Porque o pessoal jurídico escreve rebuscadamente.

Certo pessoal jurídico emprega estilo inutilmente rebuscado e prolixo; alguns críticos acusam-no de ser esotérico de estudo, no alegado intuito oculto de impedir sua compreensão pelo freguês e pela demais gente, e constituir seu teor matéria reservada aos iniciados (bacharéis em direito). Não creio em segundas intenções nesse estilo; creio antes em defeito profissional.

            No lapso de pouco mais ou menos 1990 a 2010, no Brasil, a maioria dos quadros jurídicos brasileiros (advogados, juízes, desembargadores, promotores, doutrinadores) primaram por sua prosa castigada, artificial, rebuscada, abundante em metáforas desnecessárias (até ridículas), o que é diverso do emprego insubstituível do jargão jurídico. Ainda assim é, conquanto talvez menos do que vinte e trinta anos passados.

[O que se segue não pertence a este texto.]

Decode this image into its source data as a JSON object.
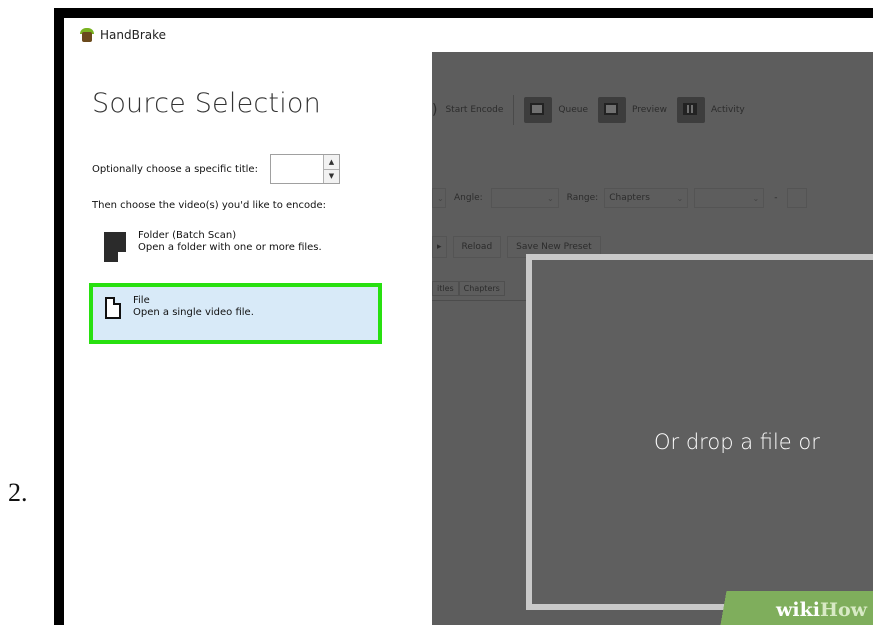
{
  "step_number": "2.",
  "window": {
    "app_title": "HandBrake",
    "brand_color": "#79b321"
  },
  "source_selection": {
    "heading": "Source Selection",
    "title_prompt": "Optionally choose a specific title:",
    "title_value": "",
    "encode_prompt": "Then choose the video(s) you'd like to encode:",
    "options": [
      {
        "title": "Folder (Batch Scan)",
        "description": "Open a folder with one or more files.",
        "icon": "folder-batch-icon"
      },
      {
        "title": "File",
        "description": "Open a single video file.",
        "icon": "file-icon",
        "highlighted": true,
        "highlight_color": "#28e010"
      }
    ]
  },
  "background_app": {
    "toolbar": [
      {
        "label": "Start Encode"
      },
      {
        "label": "Queue",
        "icon": "queue-icon"
      },
      {
        "label": "Preview",
        "icon": "preview-icon"
      },
      {
        "label": "Activity",
        "icon": "activity-icon"
      }
    ],
    "angle_label": "Angle:",
    "range_label": "Range:",
    "range_value": "Chapters",
    "range_sep": "-",
    "reload_label": "Reload",
    "save_preset_label": "Save New Preset",
    "tabs": [
      "itles",
      "Chapters"
    ],
    "drop_text": "Or drop a file or"
  },
  "watermark": {
    "part1": "wiki",
    "part2": "How"
  }
}
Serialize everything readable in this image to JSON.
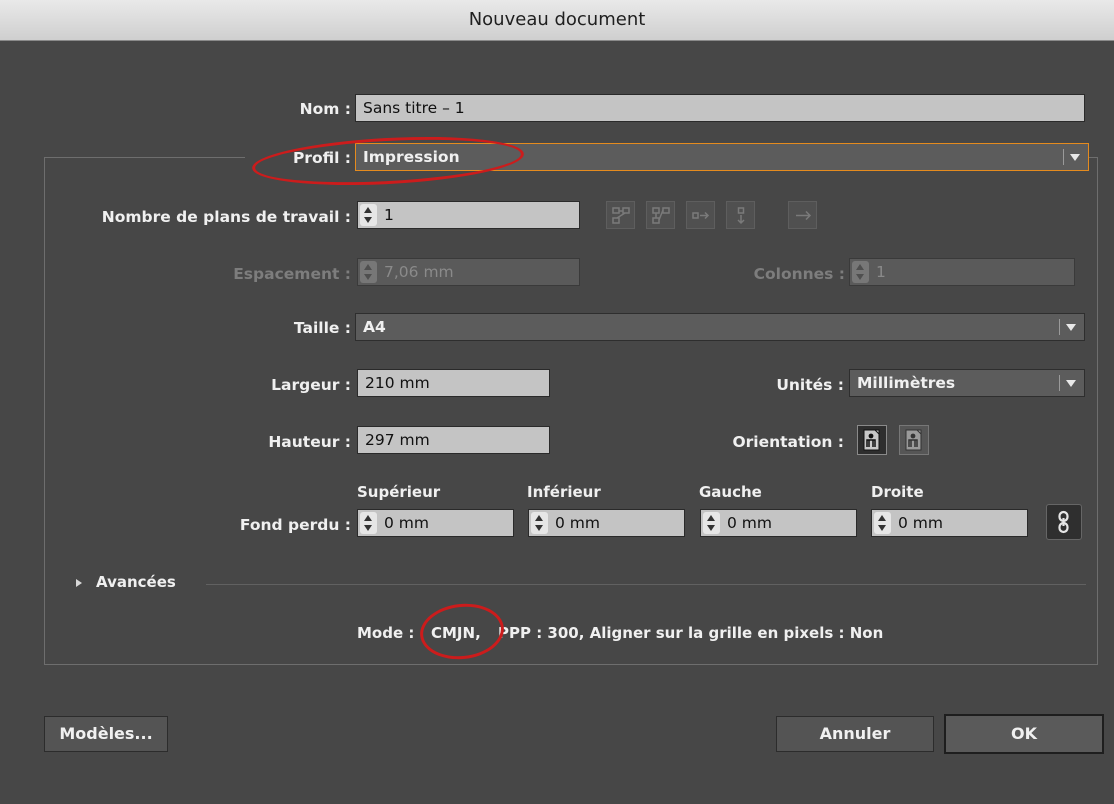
{
  "window": {
    "title": "Nouveau document"
  },
  "form": {
    "nom": {
      "label": "Nom :",
      "value": "Sans titre – 1"
    },
    "profil": {
      "label": "Profil :",
      "value": "Impression"
    },
    "plans": {
      "label": "Nombre de plans de travail :",
      "value": "1"
    },
    "espacement": {
      "label": "Espacement :",
      "value": "7,06 mm"
    },
    "colonnes": {
      "label": "Colonnes :",
      "value": "1"
    },
    "taille": {
      "label": "Taille :",
      "value": "A4"
    },
    "largeur": {
      "label": "Largeur :",
      "value": "210 mm"
    },
    "unites": {
      "label": "Unités :",
      "value": "Millimètres"
    },
    "hauteur": {
      "label": "Hauteur :",
      "value": "297 mm"
    },
    "orientation": {
      "label": "Orientation :"
    },
    "fond_perdu": {
      "label": "Fond perdu :",
      "superieur": {
        "label": "Supérieur",
        "value": "0 mm"
      },
      "inferieur": {
        "label": "Inférieur",
        "value": "0 mm"
      },
      "gauche": {
        "label": "Gauche",
        "value": "0 mm"
      },
      "droite": {
        "label": "Droite",
        "value": "0 mm"
      }
    },
    "avancees": {
      "label": "Avancées"
    },
    "summary": {
      "prefix": "Mode :",
      "mode": "CMJN,",
      "rest": "PPP : 300, Aligner sur la grille en pixels : Non"
    }
  },
  "buttons": {
    "modeles": "Modèles...",
    "annuler": "Annuler",
    "ok": "OK"
  },
  "icons": {
    "artboard_layout": [
      "grid-by-row-icon",
      "grid-by-column-icon",
      "arrange-by-row-icon",
      "arrange-by-column-icon",
      "right-to-left-icon"
    ],
    "orientation": [
      "portrait-orientation-icon",
      "landscape-orientation-icon"
    ],
    "link": "chain-link-icon",
    "disclosure": "disclosure-triangle-icon",
    "dropdown": "dropdown-arrow-icon"
  },
  "colors": {
    "focus_border": "#e58b1e",
    "annotation": "#cc1c1c",
    "dialog_bg": "#474747"
  }
}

            Estilo rebuscado é estilo fastidioso, e o fastio constitui defeito. Para curar-se o escritor do rebuscamento, lerá a prosa de José Ortega y Gasset (no original espanhol preferentemente) e de Norberto Bobbio (se possível em italiano): são modelares na arte da exposição e da concatenação de idéias. Principie por “España invertebrada” (de Ortega); atente-lhe (quanto ao fundo) na lição relativa ao papel do escol como emissor de exemplos e norteie-se pelos prosadores exemplares, pelos expositores exemplares.

            O rebuscamento da prosa jurídica brasileira advém (se acerto em minha hipótese) de total incultura literária dos quadros jurídicos das décadas recentes: gerações de bacharéis, juízes, promotores, advogados, doutrinadores, pós-graduados, jamais leram um só livro do cânone da língua portuguesa: Machado de Assis, Aluísio de Azevedo, Lima Barreto, Raul Pompeia, José de Alencar, Vieira, Eça de Queirós, Camilo Castelo Branco, José Saramago e outros (se tanto leram à força dez livros, no todo, de alguns destes autores, por exigência do vestibular em raras universidades). Com mui raras exceções, jamais leram os clássicos da literatura universal, nem se interessaram por eles, tampouco por aqueles.

            Seu alheamento completo da literatura impede-os de perceberem que seja boa prosa; suas leituras, circunscritas a textos jurídicos, por sua vez já viciados em rebuscamentos, ensina-lhes, pelo exemplo, a reproduzirem prosa ruim como se fora modelar; outra não conhecem nem querem conhecer.